Serum 25-hydroxyvitamin D, parathyroid hormone, and mortality in older men.

CONTEXT Low 25-hydroxyvitamin D [25(OH)D] and high PTH may contribute to increased mortality risk in older adults. OBJECTIVE The aim of the study was to test the association between 25(OH)D, PTH, and mortality in older men. DESIGN AND SETTING The prospective Osteoporotic Fractures in Men (MrOS) study was conducted at six U.S. clinical centers. PARTICIPANTS We studied community-dwelling men at least 65 yr old (n = 1490). MAIN OUTCOME MEASURE Multivariate-adjusted proportional hazards models estimated the hazard ratio (HR) for mortality; cause of death was classified as cancer, cardiovascular, and other by central review of death certificates.

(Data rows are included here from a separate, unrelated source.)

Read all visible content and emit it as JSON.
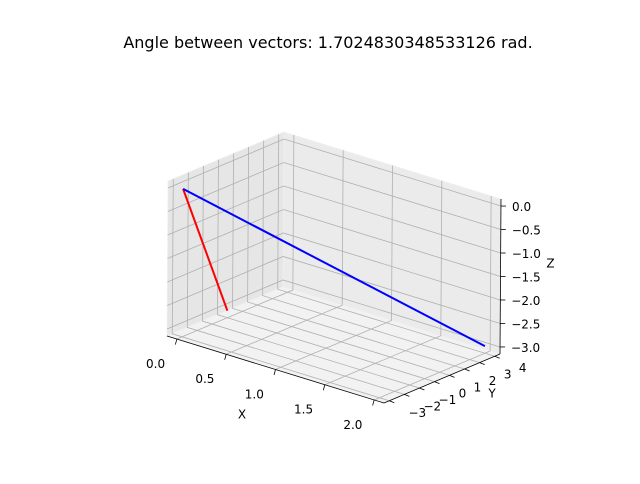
{
  "chart_data": {
    "type": "line",
    "projection": "3d",
    "title": "Angle between vectors: 1.7024830348533126 rad.",
    "xlabel": "X",
    "ylabel": "Y",
    "zlabel": "Z",
    "xlim": [
      -0.1,
      2.1
    ],
    "ylim": [
      -3.35,
      4.35
    ],
    "zlim": [
      -3.15,
      0.15
    ],
    "x_ticks": [
      0.0,
      0.5,
      1.0,
      1.5,
      2.0
    ],
    "x_tick_labels": [
      "0.0",
      "0.5",
      "1.0",
      "1.5",
      "2.0"
    ],
    "y_ticks": [
      -3,
      -2,
      -1,
      0,
      1,
      2,
      3,
      4
    ],
    "y_tick_labels": [
      "−3",
      "−2",
      "−1",
      "0",
      "1",
      "2",
      "3",
      "4"
    ],
    "z_ticks": [
      -3.0,
      -2.5,
      -2.0,
      -1.5,
      -1.0,
      -0.5,
      0.0
    ],
    "z_tick_labels": [
      "−3.0",
      "−2.5",
      "−2.0",
      "−1.5",
      "−1.0",
      "−0.5",
      "0.0"
    ],
    "grid": true,
    "series": [
      {
        "color": "#ff0000",
        "points": [
          [
            0,
            0,
            -3
          ],
          [
            0,
            -3,
            0
          ]
        ]
      },
      {
        "color": "#0000ff",
        "points": [
          [
            0,
            -3,
            0
          ],
          [
            2,
            4,
            -3
          ]
        ]
      }
    ]
  }
}
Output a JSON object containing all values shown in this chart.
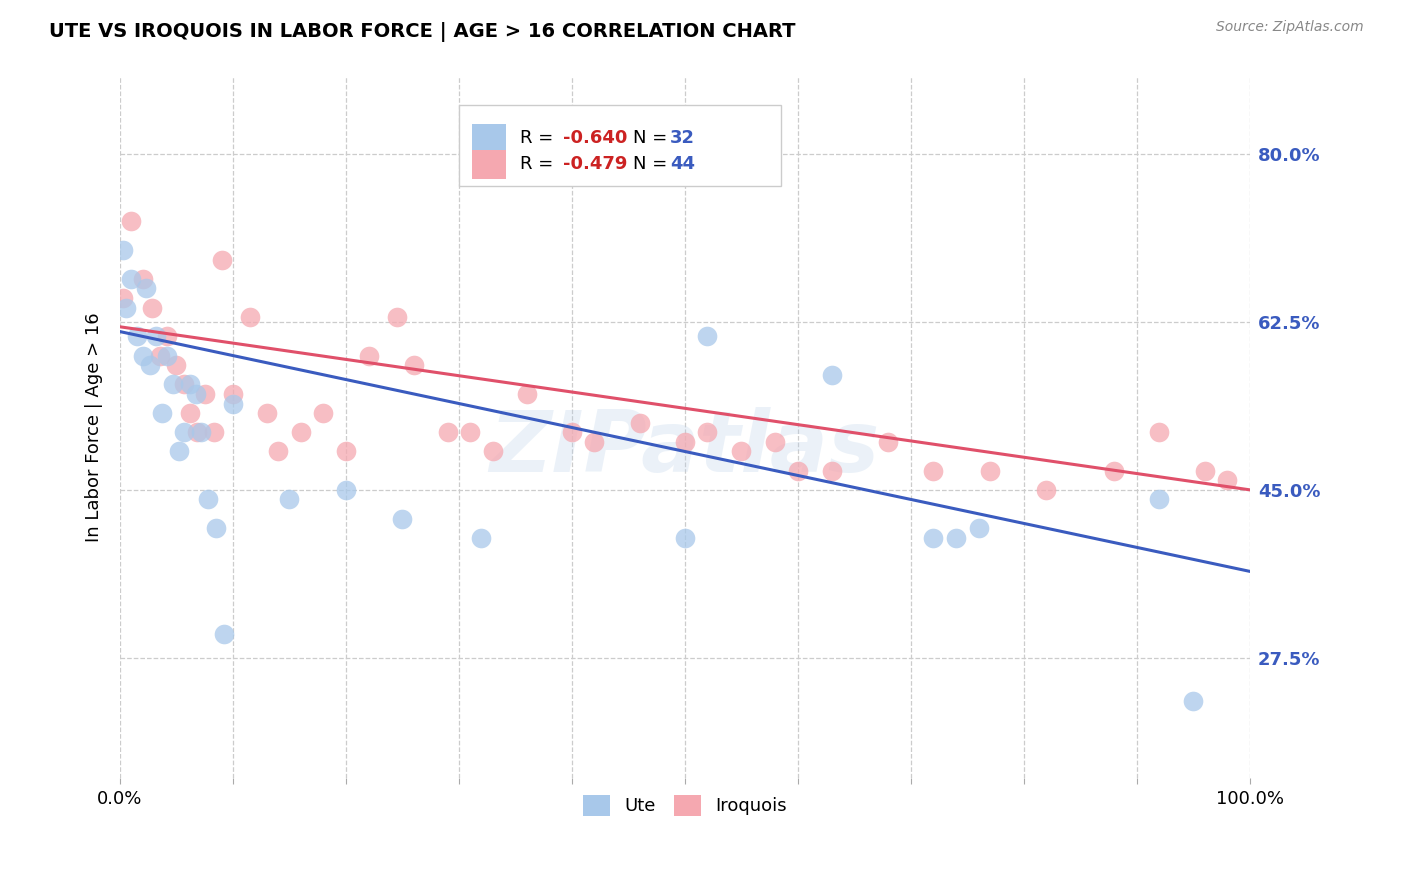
{
  "title": "UTE VS IROQUOIS IN LABOR FORCE | AGE > 16 CORRELATION CHART",
  "source": "Source: ZipAtlas.com",
  "ylabel": "In Labor Force | Age > 16",
  "xlim": [
    0.0,
    1.0
  ],
  "ylim": [
    0.15,
    0.88
  ],
  "yticks": [
    0.275,
    0.45,
    0.625,
    0.8
  ],
  "ytick_labels": [
    "27.5%",
    "45.0%",
    "62.5%",
    "80.0%"
  ],
  "xtick_positions": [
    0.0,
    0.1,
    0.2,
    0.3,
    0.4,
    0.5,
    0.6,
    0.7,
    0.8,
    0.9,
    1.0
  ],
  "xtick_labels": [
    "0.0%",
    "",
    "",
    "",
    "",
    "",
    "",
    "",
    "",
    "",
    "100.0%"
  ],
  "ute_color": "#a8c8ea",
  "iroquois_color": "#f5a8b0",
  "ute_line_color": "#3a5bbf",
  "iroquois_line_color": "#e0506a",
  "legend_ute_R": "-0.640",
  "legend_ute_N": "32",
  "legend_iroquois_R": "-0.479",
  "legend_iroquois_N": "44",
  "watermark": "ZIPatlas",
  "ute_line_x0": 0.0,
  "ute_line_y0": 0.615,
  "ute_line_x1": 1.0,
  "ute_line_y1": 0.365,
  "iroquois_line_x0": 0.0,
  "iroquois_line_y0": 0.62,
  "iroquois_line_x1": 1.0,
  "iroquois_line_y1": 0.45,
  "ute_x": [
    0.003,
    0.005,
    0.01,
    0.015,
    0.02,
    0.023,
    0.027,
    0.032,
    0.037,
    0.042,
    0.047,
    0.052,
    0.057,
    0.062,
    0.067,
    0.072,
    0.078,
    0.085,
    0.092,
    0.1,
    0.15,
    0.2,
    0.25,
    0.32,
    0.5,
    0.52,
    0.63,
    0.72,
    0.74,
    0.76,
    0.92,
    0.95
  ],
  "ute_y": [
    0.7,
    0.64,
    0.67,
    0.61,
    0.59,
    0.66,
    0.58,
    0.61,
    0.53,
    0.59,
    0.56,
    0.49,
    0.51,
    0.56,
    0.55,
    0.51,
    0.44,
    0.41,
    0.3,
    0.54,
    0.44,
    0.45,
    0.42,
    0.4,
    0.4,
    0.61,
    0.57,
    0.4,
    0.4,
    0.41,
    0.44,
    0.23
  ],
  "iroquois_x": [
    0.003,
    0.01,
    0.02,
    0.028,
    0.035,
    0.042,
    0.05,
    0.057,
    0.062,
    0.068,
    0.075,
    0.083,
    0.09,
    0.1,
    0.115,
    0.13,
    0.14,
    0.16,
    0.18,
    0.2,
    0.22,
    0.245,
    0.26,
    0.29,
    0.31,
    0.33,
    0.36,
    0.4,
    0.42,
    0.46,
    0.5,
    0.52,
    0.55,
    0.58,
    0.6,
    0.63,
    0.68,
    0.72,
    0.77,
    0.82,
    0.88,
    0.92,
    0.96,
    0.98
  ],
  "iroquois_y": [
    0.65,
    0.73,
    0.67,
    0.64,
    0.59,
    0.61,
    0.58,
    0.56,
    0.53,
    0.51,
    0.55,
    0.51,
    0.69,
    0.55,
    0.63,
    0.53,
    0.49,
    0.51,
    0.53,
    0.49,
    0.59,
    0.63,
    0.58,
    0.51,
    0.51,
    0.49,
    0.55,
    0.51,
    0.5,
    0.52,
    0.5,
    0.51,
    0.49,
    0.5,
    0.47,
    0.47,
    0.5,
    0.47,
    0.47,
    0.45,
    0.47,
    0.51,
    0.47,
    0.46
  ]
}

RESULTS During 7.3 yr of follow-up, 330 (22.2%) participants died: 97 from cancer, 110 from cardiovascular disease, and 106 from other causes. The adjusted HR per sd decrease in 25(OH)D for all-cause mortality was 1.01 (95% CI, 0.89, 1.14); no association between 25(OH)D and cardiovascular or other-cause mortality was seen. Unexpectedly, lower 25(OH)D levels were modestly associated with a decreased risk of cancer mortality (adjusted HR per sd decrease, 0.80; 95% CI, 0.64, 0.99). Analyzing 25(OH)D as a categorical variable did not alter these results. Higher PTH levels (log-transformed) were associated with an increased risk of all-cause mortality (adjusted HR per sd increase, 1.15; 95% CI, 1.03, 1.29) and cardiovascular mortality (adjusted HR per sd increase in PTH, 1.21; 95% CI, 1.00, 1.45). CONCLUSIONS In contrast to previous studies, lower 25(OH)D levels were not associated with an increased risk of all-cause or cause-specific mortality in older men. Higher PTH levels were associated with a modest increase in mortality risk.